A la mañana siguiente volvió el enfado de ella. Y él sabía que ella tenía razones para estar molesta, pero habían estado abrazados tanto tiempo después de haber estado separados tantos días que pensó que a ella se le pasaría el enfado. Pero había muchas clases de enfado y ella tenía una colección completa.
Ella dejó de hablarle.
Él se permitió alguna broma a su costa.
Ella le esperó en una de tantas y se lo advirtió. Que se iba y se iba ya mismo. Entonces él la abrazo, pero ella no quería que la abrazaran. Estaba muy enfadada. No era un enfado cualquiera, era un enfado grande, colosal, mucho más que una rabieta. Él la apartó con cuidado y le dijo que el que se iba era él. Cogió la maleta, su máquina de escribir, sus lápices sin punta, su malhumor y su desafío y salió de la casa, estrangulado por su incapacidad para lidiar con los enfados de ella, los grandes y los pequeños, los más y los menos.
Pasó el verano, el otoño y el invierno.
Había llegado la primavera. Era el segundo día de la estación y él se despertó al oír que le llamaban por su nombre.
Ella estaba sentada en el rellano y repetía el nombre de él, apenas perceptible con los ruidos del lavaplatos de la vecina y una radio que aullaba gol y otras veces uy y las más de las veces pase en corto.
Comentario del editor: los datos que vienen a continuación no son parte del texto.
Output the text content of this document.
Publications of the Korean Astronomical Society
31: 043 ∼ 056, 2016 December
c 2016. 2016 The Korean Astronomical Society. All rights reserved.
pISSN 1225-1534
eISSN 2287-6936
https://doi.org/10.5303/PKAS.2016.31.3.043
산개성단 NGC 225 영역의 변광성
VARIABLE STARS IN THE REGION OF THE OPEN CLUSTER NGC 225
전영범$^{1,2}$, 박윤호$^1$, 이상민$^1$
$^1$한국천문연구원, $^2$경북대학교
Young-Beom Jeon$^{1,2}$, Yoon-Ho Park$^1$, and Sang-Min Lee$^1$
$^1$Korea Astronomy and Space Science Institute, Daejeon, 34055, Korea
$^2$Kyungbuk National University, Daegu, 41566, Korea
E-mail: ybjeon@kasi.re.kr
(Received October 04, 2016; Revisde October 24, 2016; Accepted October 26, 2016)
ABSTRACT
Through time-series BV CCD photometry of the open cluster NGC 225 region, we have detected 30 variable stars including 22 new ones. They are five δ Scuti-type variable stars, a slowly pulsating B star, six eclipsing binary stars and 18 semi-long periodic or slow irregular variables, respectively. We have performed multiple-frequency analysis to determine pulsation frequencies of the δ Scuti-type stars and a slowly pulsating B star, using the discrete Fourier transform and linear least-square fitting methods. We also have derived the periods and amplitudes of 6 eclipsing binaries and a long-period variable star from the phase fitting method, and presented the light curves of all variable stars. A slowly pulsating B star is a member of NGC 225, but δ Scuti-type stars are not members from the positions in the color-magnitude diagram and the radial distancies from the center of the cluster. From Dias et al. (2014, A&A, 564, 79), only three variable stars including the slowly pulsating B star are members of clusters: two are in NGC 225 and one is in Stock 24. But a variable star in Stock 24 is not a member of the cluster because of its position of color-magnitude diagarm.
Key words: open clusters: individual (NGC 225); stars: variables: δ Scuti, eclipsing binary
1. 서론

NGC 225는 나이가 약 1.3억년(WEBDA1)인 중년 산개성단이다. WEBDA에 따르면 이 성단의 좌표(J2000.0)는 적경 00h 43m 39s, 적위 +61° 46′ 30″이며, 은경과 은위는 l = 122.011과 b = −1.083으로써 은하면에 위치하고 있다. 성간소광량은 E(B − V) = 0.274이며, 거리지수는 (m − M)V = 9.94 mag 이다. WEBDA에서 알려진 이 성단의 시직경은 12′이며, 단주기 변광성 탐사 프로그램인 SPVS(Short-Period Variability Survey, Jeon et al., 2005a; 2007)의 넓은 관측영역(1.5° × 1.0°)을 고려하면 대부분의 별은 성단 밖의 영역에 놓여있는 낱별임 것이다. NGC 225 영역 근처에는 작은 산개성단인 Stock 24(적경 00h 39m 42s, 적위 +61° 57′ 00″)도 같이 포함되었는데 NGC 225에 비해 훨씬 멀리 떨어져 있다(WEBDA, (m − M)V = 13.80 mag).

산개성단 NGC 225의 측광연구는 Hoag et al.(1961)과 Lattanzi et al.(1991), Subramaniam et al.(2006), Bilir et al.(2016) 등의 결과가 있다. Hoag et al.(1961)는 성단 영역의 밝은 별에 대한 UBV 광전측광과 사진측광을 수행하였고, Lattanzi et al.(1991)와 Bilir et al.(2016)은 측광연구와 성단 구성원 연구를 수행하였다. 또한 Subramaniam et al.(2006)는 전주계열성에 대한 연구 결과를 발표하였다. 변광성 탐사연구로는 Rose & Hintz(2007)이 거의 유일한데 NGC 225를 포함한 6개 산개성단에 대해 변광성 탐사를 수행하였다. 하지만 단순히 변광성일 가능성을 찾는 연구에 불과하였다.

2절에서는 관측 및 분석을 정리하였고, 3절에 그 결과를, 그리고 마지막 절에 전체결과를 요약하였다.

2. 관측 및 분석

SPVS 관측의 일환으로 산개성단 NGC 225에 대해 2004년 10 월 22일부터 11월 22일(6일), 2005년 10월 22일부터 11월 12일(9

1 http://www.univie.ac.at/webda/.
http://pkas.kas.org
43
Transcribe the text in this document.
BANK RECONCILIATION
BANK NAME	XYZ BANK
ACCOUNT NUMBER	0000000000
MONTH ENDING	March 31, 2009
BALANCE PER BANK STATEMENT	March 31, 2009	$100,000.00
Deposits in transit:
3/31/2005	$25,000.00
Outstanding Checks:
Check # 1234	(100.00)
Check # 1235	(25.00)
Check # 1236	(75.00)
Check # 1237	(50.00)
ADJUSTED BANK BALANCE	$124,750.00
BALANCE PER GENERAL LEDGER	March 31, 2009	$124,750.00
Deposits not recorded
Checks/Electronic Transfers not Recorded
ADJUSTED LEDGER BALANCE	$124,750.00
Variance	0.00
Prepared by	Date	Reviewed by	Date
Ella traía un libro, medicinas, un corte de pelo poco favorecedor.
La abrazo, la llevó a la habitación, despeinó aquella cabeza que olía a lavanda. Se durmieron.
Cuando cayó la noche él encedió una vela al final del pasillo y se acomodó junto a ella. No había en ella enfado alguno. Se dijeron perdón desordenadamente y pasaron la noche bebiendo y cantando.
A la mañana siguiente tomaron el tranvía juntos y él le cedió el asiento a ella, pero ella se enfadó porque no estaba cansada y le dijo que él lo necesitaba más que ella, así que dejaron que se sentase un anciano que sí que lo necesitaba de verdad.
Al llegar a la casa que compartirían el resto de sus vidas, él la cogió en brazos como una novia y le juró que nunca más se iría y ella evitó enfadarse porque al izarla le había tirado un poco del cuello de la blusa.
Ella sabía, y no era poco lo que sabía. Tendría muchas ocasiones para mostrarle a él su catálogo de enfados y así no aburrirse.